Walgreens administered 800,000 COVID-19 vaccines in the most recent quarter, which ended on May 31. That represents an 83% decline from the same period last year.
Citing declining COVID-related revenues and a “more cautious macroeconomic forward view,” Walgreens cut its full-year adjusted earnings per share guidance to a range of $4.00-$4.05 from a range of $4.45-$4.65.
Shares of Walgreens slumped nearly 10% on the news, closing at their lowest levels since 2010.
For the third quarter, Walgreens posted revenue of $35.42 billion, slightly above analyst estimates of $34.21 billion. The company’s adjusted earnings per share of $1.00 was lower than the $1.06 the Street had been expecting. Walgreen’s gross margins came in at 18.8% for the quarter below the Street consensus of 20.6%, per Evercore ISI.
“Walgreens had a tough FY3Q,” Evercore ISI analyst Elizabeth Anderson wrote in a note on Tuesday. “Sales beat in US Retail Pharmacy and International, with Health coming in below. The more significant trouble appeared starting with gross profit, which fell 150 bps YoY, driven by a similar step down in US Retail Pharmacy (less COVID contribution).”
A ‘more cautious’ consumer
While less COVID-related demand than expected impacted Walgreens, the company also attributed its troubles to the overall macro economy. Brewer described the Walgreens consumer as “more cautious and value-driven.”
“Our customer is feeling the strain of higher inflation and interest rates, lower [SNAP] benefits and tax refunds, and an uncertain economic outlook,” Brewer said. “They are pulling back on discretionary and seasonal spend and responding strongly to promotional activity.”
Consumer spending has been in focus since the start of first quarter earnings season when Amazon warned of “cautious spending.” Corporate results have been mixed, though.

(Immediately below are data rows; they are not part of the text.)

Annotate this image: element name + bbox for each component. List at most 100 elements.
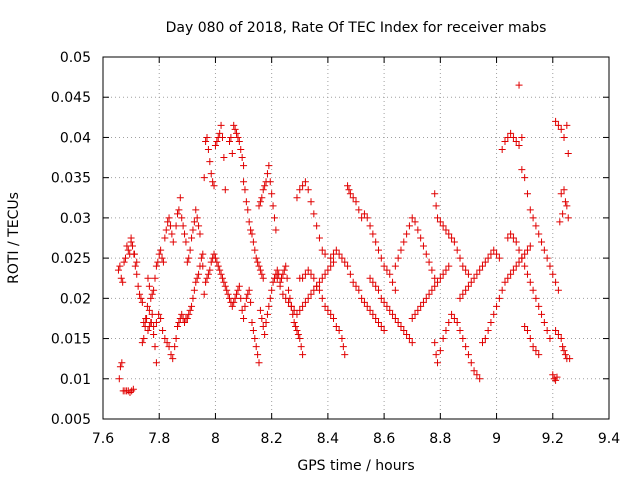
data-point [560,186,568,194]
data-point [148,290,156,298]
y-tick-label: 0.025 [51,251,91,267]
data-point [195,270,203,278]
data-point [230,298,238,306]
data-point [526,242,534,250]
data-point [564,214,572,222]
data-point [261,331,269,339]
data-point [324,266,332,274]
data-point [346,270,354,278]
data-point [293,327,301,335]
data-point [554,286,562,294]
data-point [473,371,481,379]
data-point [341,258,349,266]
data-point [263,310,271,318]
data-point [363,302,371,310]
x-tick-label: 8.6 [373,431,395,447]
data-point [538,238,546,246]
data-point [304,266,312,274]
data-point [138,298,146,306]
data-point [436,274,444,282]
data-point [255,359,263,367]
y-tick-label: 0.03 [60,211,91,227]
data-point [479,262,486,270]
data-point [450,238,458,246]
data-point [377,322,385,330]
data-point [249,238,257,246]
data-point [358,294,366,302]
data-point [301,298,309,306]
data-point [540,246,548,254]
data-point [283,274,291,282]
data-point [529,214,537,222]
data-point [518,133,526,141]
data-point [380,298,388,306]
data-point [321,302,329,310]
data-point [556,218,564,226]
x-tick-label: 7.6 [92,431,114,447]
data-point [192,278,200,286]
data-point [144,327,152,335]
data-point [495,294,503,302]
data-point [372,238,380,246]
data-point [490,246,498,254]
data-point [408,339,416,347]
data-point [188,302,196,310]
data-point [442,327,450,335]
data-point [169,238,177,246]
data-point [493,302,501,310]
data-point [136,290,144,298]
data-point [280,266,288,274]
data-point [293,194,301,202]
data-point [315,278,323,286]
data-point [521,262,529,270]
x-tick-label: 8.8 [429,431,451,447]
data-point [310,210,318,218]
data-point [327,254,335,262]
data-point [185,254,193,262]
data-point [157,314,165,322]
data-point [307,270,315,278]
data-point [234,286,242,294]
data-point [436,347,444,355]
data-point [255,202,263,210]
data-point [344,262,352,270]
data-point [523,246,531,254]
data-point [196,230,204,238]
data-point [431,339,439,347]
data-point [507,270,515,278]
data-point [152,359,160,367]
data-point [515,246,523,254]
data-point [464,282,472,290]
data-point [400,238,408,246]
data-point [297,343,305,351]
data-point [140,318,148,326]
data-point [150,331,158,339]
tick-labels: 7.6 7.8 8 8.2 8.4 8.6 8.8 9 9.2 9.4 0.005 0.01 0.015… [51,50,620,447]
plot-frame [102,56,610,420]
data-point [259,274,267,282]
data-point [549,371,557,379]
data-point [315,234,323,242]
data-point [307,290,315,298]
data-point [498,286,506,294]
data-point [377,294,385,302]
y-tick-label: 0.01 [60,372,91,388]
data-point [169,355,177,363]
data-point [186,246,194,254]
data-point [366,222,374,230]
data-point [523,270,531,278]
data-point [487,318,495,326]
data-point [155,310,163,318]
data-point [118,359,126,367]
data-point [248,318,256,326]
data-point [173,322,181,330]
data-point [442,266,450,274]
data-point [557,190,565,198]
data-point [501,137,509,145]
data-point [241,302,249,310]
data-point [207,170,215,178]
data-point [127,234,135,242]
data-point [294,331,302,339]
data-point [352,198,360,206]
data-point [403,331,411,339]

BJ’s (BJ) told investors comparable sales were tracking below comps in the current quarter. Target warned of a consumer discretionary slowdown. But Walmart (WMT) said its business is healthy as it benefits from some consumers trading down.
Investors will expect another look at consumer spending on Thursday when fellow retail pharmacy Rite Aid (RAD) is expected to report before the bell. Retail stalwart Nike (NKE) is also expected to report earnings after the bell on Thursday.